Imperialism and Development Studies in Sri Lanka
THE aim of this note is to trace in broad outline the growth of thinking on development in Sri Lanka, especially over the last two decades, thereby placing this thinking in a historical context, and to assess the position of such thinking today.
After the imposition of a total colonial blanket on the country in the nineteenth century, two broad views of what is development (in the fundamental sense of what was desirable for the country) began to emerge. Firstly, there was the view of the colonizers, for example, that the growth of the plantation sector, with the associated growth of a socio-economic infrastructure of railways and other means of transport, together with the colonial bureaucracy, was best for the country. The opposing view, held by such reformers as Anagarika Dharmapala, and later, by nationalist leaders such as Bandaranaike, emphasized self-sufficiency, self-reliance and sovereignty. This may be called the counter-view on development.

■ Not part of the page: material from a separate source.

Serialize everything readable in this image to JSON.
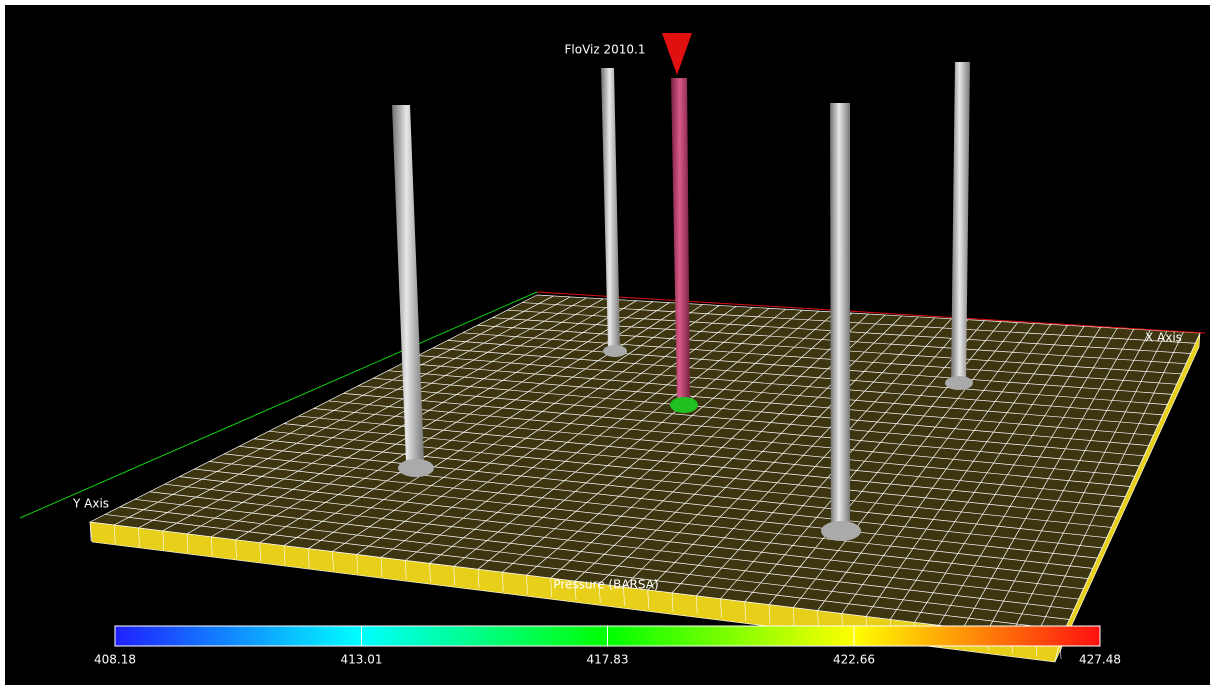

But the counter-view, which gathered strength in the last decades of colonialism, was not well formulated in terms of post-independence plans of action, nor did it represent one specific view of development. Under its broad heading were views that ranged from a romantic idea of returning to the ancient golden age of Anuradhapura and Polonnaruwa, through the east European form of socialism, to a national laissez-faire type of capitalism.
One counter-view to have a strong influence was a deep-seated nationalistic ideology which sought inspiration from the Sri Lankan past, rejecting the changes induced by Western penetration. By the 1860s, a strongly-motivated Buddhist revival, led by members of the middle class, educated in Christian missionary schools, was growing in strength and militancy. Expatriates, like the American theosophist Colonel Olcott, and the Russian mystic Helena Petrovna Blavatsky, also played an important role in this by stressing an idealized Sri Lankan past and exhorting the Sri Lankans to reject the Western presence. But by far the central figure in this re-crystallization of the Sri Lankan national self-consciousness was Anagarika Dharmapala.